If Barack Obama had taken his mother's surname and kept his childhood nickname, American voters might literally see "Barry Dunham" as a quite different presidential candidate, a new UNSW study suggests.

A name significantly changes our perception of someone's face and race, according to research in the journal, Perception.

Participants in the study - titled Barack Obama or Barry Dunham? - rated multi-racial faces with European names as looking significantly "more European" than exactly the same multi-racial faces when given Asian names.

Earlier research had established that people tend to be better and more accurate at recognising faces of their own race than those of a different race, an effect called the own-race bias: colloquially, the feeling that people of a different race "all look the same to me".

This bias has far-reaching negative effects, most notably the observation that eyewitnesses to crimes are more likely to incorrectly identify a perpetrator of a different race. By gaining a better understanding of the mechanisms driving the bias, researchers are hoping to devise strategies to minimise its effects.

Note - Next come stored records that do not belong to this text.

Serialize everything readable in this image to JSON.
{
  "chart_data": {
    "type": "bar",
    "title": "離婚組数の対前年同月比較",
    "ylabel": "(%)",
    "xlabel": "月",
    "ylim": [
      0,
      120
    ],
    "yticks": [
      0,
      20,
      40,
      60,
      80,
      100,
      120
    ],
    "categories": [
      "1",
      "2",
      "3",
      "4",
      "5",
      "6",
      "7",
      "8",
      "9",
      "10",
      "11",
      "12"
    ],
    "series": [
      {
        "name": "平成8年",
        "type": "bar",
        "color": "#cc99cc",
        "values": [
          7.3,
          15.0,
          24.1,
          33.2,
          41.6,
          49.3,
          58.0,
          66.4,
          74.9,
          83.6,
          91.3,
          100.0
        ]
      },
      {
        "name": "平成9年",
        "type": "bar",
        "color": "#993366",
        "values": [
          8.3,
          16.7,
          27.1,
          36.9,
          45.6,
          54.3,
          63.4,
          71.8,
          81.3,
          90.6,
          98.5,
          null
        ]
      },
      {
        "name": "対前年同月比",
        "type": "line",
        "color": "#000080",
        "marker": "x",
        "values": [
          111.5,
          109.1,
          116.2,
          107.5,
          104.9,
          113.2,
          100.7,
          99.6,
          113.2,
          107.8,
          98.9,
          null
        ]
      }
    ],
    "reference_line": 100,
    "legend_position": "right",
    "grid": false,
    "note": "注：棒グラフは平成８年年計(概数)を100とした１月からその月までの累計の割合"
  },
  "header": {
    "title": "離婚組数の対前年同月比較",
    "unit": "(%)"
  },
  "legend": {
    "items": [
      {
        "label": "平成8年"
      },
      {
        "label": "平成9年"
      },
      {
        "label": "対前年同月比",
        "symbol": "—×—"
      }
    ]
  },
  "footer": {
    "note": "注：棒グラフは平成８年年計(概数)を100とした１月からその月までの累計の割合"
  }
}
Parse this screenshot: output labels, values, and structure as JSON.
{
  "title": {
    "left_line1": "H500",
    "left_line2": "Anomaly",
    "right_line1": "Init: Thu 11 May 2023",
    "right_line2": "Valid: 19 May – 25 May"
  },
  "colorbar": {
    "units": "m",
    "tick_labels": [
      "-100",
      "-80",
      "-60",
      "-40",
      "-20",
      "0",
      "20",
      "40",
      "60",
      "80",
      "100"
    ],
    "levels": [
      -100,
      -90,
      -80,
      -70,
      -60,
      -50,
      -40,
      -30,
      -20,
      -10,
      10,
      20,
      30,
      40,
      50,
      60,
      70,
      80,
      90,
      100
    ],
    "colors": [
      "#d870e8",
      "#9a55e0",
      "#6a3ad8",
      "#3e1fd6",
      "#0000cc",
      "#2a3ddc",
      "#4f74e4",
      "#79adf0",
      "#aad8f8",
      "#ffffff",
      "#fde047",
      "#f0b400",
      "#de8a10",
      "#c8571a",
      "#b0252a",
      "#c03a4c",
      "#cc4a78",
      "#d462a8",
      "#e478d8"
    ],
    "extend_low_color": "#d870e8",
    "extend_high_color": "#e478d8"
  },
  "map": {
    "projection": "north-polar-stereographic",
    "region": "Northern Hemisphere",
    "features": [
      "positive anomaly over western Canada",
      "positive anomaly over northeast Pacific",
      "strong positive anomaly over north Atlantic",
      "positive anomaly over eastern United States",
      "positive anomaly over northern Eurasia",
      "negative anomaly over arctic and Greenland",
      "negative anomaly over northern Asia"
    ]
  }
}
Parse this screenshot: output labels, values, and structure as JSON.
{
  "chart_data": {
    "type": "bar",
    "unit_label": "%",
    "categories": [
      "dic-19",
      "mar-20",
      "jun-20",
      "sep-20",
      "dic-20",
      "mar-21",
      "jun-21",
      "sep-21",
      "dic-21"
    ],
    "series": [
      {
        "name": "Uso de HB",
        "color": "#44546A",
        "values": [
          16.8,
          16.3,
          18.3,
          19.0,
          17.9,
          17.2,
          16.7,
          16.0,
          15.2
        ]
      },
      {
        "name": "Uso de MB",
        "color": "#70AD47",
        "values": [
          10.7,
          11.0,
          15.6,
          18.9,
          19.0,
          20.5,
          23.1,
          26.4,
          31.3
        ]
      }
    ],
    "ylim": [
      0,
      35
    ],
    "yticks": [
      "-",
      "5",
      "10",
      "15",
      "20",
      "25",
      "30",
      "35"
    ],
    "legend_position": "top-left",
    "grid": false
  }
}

The study by researchers at the UNSW School of Psychology aimed to test the hypothesis that the presence of racially-suggestive names would influence participants' perception of identical multi-racial faces, resulting in multi-racial faces being judged to look more like the racial group suggested by their name.

In the experiment, 64 participants were asked to rate the appearance of Asian-Australian faces given typically Asian names, European-Australian faces given typically European names, multi-racial faces given Asian names, and multi-racial faces given European names. The participants comprised 32 Asian-Australian students and 32 European-Australian students.